Il nome potrebbe essere Sinistra italiana. Ma ancora non è ufficiale perché non piace a tutti. Si vorrebbe trovare qualcosa di più smart, più moderno. La prima pietra sarà posta questa mattina, al Teatro Quirino a Roma, dove andrà in scena il primo appuntamento del nuovo partito di sinistra che nasce con la fusione di Sel con i fuoriusciti del Pd. Gli ultimi tre – Carlo Galli, Enzo Folino e Alfredo D’Attorre – hanno annunciato l’addio ufficiale al partito di Matteo Renzi giovedì, con una conferenza stampa a Montecitorio. L’idea germoglia da mesi. E unisce due debolezze. Quella di Sinistra, ecologia e libertà che, dopo anni, sembra aver esaurito la sua spinta propulsiva. Una forza che non è riuscita a diventare la vera alternativa a sinistra del Pd. E che paga una leadership un po’ logora, quella di Nichi Vendola, sempre più defilato dalla scena politica nazionale. Dall’altra c’è l’esigenza di trovare una casa politica ai transfughi del partito renziano. “Inizieremo costituendo un gruppo unitario alla Camera, poi a gennaio ci sarà il battesimo della nuova formazione, che farà il suo esordio alle amministrative, dove presenteremo i nostri candidati”, spiega D’Attorre, uno dei registi dell’operazione, insieme a Stefano Fassina e a Nicola Fratoianni di Sel.

Alla conferenza stampa alla Camera si vede addirittura l’ex no global Luca Casarini, che fa parte da tempo dell’assemblea nazionale del partito vendoliano, mentre il grande assente è Pippo Civati. Il quale non si è ancora ripreso dalla delusione di non essere riuscito a portare a casa i referendum anti-Renzi. Un fallimento che Pippo ha imputato anche alla scarsa collaborazione delle altre forze di sinistra. Come Sel, appunto. Con cui i rapporti sono tesi. E forse è per questo che Civati si tiene fuori dall’iniziativa. “I nostri percorsi ora sono divisi, ma sono certo che più avanti s’incroceranno”, prevede D’Attorre. “Civati non c’è perché voleva fare il leader”, sussurra una vocina maliziosa all’interno del partito vendoliano. Insomma, la “podemos italiana” va per conto suo.

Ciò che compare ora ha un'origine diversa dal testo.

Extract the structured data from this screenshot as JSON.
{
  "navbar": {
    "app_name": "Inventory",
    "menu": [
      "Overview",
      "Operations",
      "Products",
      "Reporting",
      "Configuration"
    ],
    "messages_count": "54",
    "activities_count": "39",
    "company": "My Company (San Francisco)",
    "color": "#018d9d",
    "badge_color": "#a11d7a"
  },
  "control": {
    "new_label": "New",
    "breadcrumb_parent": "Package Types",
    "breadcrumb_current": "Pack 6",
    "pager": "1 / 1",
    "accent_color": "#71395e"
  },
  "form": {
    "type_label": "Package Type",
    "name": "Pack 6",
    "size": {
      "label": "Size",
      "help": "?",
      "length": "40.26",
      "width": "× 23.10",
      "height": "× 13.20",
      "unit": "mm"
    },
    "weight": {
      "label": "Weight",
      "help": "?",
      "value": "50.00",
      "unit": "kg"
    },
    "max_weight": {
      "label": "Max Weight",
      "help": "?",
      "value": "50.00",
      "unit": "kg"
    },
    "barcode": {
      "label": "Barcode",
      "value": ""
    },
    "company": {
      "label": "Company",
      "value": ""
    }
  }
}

La scommessa è ora vedere se la nuova “cosa rossa” (“ma non chiamatela così”, avverte l’ex piddino Galli) riuscirà dove non è riuscita né la Sinistra Arcobaleno nel 2008 e nemmeno l’Altra Europa con Tsipras alle ultime Europee. Ovvero arrivare almeno al 10 per cento dei consensi. “Se c’è uno spazio politico che si sta allargando sempre più”, osservano in Sel, “è proprio quello a sinistra del Pd. E più il governo mette in campo politiche di centrodestra sostenute in Parlamento anche dai voti di Verdini, più quello spazio si amplia. Noi siamo qui per riempirlo”. Altrimenti se lo prende tutto Beppe Grillo, verrebbe da aggiungere. Inoltre, secondo D’Attorre, la slavina dei fuoriusciti dem diventerà una valanga. Perché un conto “è uscire senza avere alcuna prospettiva politica, altro è sapere che fuori dal Pd ce n’è un altro pronto ad accogliere e a rimettere le istanze sociali e il lavoro al centro della scena”. Insomma, nella “cosa rossa” sono sicuri che altri arriveranno. Corradino Mineo a Palazzo Madama aderirà, ma ne mancano ancora un paio per arrivare al gruppo anche in Senato, dove Sel sta nel misto. Una partita importante, invece, si giocherà a Roma. Ancora non si sa se Ignazio Marino sarà della partita, ma se l’ex sindaco dovesse scendere in campo con una propria lista, il nuovo partito di sinistra potrebbe addirittura sostenerlo nella corsa al Campidoglio.

E Bersani? E D’Alema? E Cuperlo? “No, i big della vecchia ditta resteranno nel Pd, a fare la loro battaglia interna con l’obbiettivo in mettere in campo una candidatura alternativa a Renzi al prossimo congresso, quando e se si farà. Nessuno di loro se la sente di rompere. Anche se ci guardano con un pizzico di invidia. Ma il partito non lo lasceranno mai. Per loro la ditta è tutto…”, racconta un transfuga dem. E Renzi? A quanto si apprende, il premier non ha fatto nulla per trattenere le fughe a sinistra. L’unico, raccontano, per cui il suo cinismo ha ceduto il passo a qualche goccia di dispiacere è stato Pippo Civati, col quale aveva condiviso i primi passi nella battaglia per la rottamazione della vecchia guardia. Ma parliamo ormai di ere geologiche fa. Per gli altri, Renzi non ha fatto una piega, anzi. “Prego si accomodino, tanto non vanno da nessuna parte. Non c’è spazio politico alla sinistra del Pd”, va ripetendo a ogni occasione. Starà ai protagonisti della futura “cosa rossa” tentare di smentirlo.